Micro-sized carbon-coated Si-based composites have been developed by a simple mechanochemical reaction between SiO, Ni, and Al, followed by an additional milling process with graphite. The resultant carbon-coated Si-based composite exhibits a reversible capacity of over 580 mA h g⁻¹ after 200 cycles with a considerably higher tap density of ∼1.34 g cm⁻³ compared to nanosized Si (∼0.16 g cm⁻³). The improvement in the electrochemical performance is achieved due to both highly conductive NiSi₂ nanoinclusions and amorphous Al₂O₃ buffer matrix in the composite. Upon cycling, the multifunctional NiSi₂ phase not only provides enhanced electronic conductivity but also suppresses the formation of crystalline Li₁₅Si₄ that causes an inhomogeneous volume change.
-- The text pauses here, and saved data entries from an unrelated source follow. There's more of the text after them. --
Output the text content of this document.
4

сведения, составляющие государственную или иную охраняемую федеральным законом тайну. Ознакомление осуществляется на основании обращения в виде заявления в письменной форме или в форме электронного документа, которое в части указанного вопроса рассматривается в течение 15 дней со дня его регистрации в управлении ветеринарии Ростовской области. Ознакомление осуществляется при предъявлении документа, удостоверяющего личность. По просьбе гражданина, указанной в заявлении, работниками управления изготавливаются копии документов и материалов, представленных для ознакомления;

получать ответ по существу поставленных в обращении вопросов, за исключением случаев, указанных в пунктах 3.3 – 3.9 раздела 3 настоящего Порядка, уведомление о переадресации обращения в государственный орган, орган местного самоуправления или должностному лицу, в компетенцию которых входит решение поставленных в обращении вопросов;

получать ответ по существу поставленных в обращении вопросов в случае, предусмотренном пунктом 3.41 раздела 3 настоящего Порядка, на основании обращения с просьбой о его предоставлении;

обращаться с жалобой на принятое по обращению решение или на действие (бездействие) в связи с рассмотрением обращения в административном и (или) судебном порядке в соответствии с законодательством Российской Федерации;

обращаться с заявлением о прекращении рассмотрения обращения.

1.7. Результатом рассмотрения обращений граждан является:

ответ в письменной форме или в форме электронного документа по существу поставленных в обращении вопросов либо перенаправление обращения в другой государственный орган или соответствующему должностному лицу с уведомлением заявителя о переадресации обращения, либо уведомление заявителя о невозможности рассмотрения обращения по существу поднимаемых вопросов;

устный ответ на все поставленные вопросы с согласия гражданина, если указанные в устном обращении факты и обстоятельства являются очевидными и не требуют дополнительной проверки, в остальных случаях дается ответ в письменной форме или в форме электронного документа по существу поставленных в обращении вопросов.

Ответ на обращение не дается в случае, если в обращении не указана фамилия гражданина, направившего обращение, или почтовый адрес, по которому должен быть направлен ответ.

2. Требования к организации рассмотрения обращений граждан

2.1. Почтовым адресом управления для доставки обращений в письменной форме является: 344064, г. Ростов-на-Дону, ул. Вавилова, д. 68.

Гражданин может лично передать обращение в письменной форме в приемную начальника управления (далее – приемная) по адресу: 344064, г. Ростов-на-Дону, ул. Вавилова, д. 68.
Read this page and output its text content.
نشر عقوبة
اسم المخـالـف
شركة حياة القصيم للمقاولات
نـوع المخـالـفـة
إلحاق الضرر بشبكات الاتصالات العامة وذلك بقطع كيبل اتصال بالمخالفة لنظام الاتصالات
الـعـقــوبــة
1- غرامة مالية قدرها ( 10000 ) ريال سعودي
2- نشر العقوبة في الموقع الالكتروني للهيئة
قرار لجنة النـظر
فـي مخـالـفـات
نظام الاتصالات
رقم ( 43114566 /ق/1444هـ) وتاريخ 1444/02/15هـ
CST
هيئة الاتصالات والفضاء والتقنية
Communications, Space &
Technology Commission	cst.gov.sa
Simultaneously, amorphous Al₂O₃ plays a crucial role in maintaining particle connectivity by impeding the agglomeration of active Si nanocrystallites. The combination of these advantages with a low-cost, scalable, and environmentally benign synthetic process make the Si-based composite a promising alternative anode for high performance Li-ion batteries.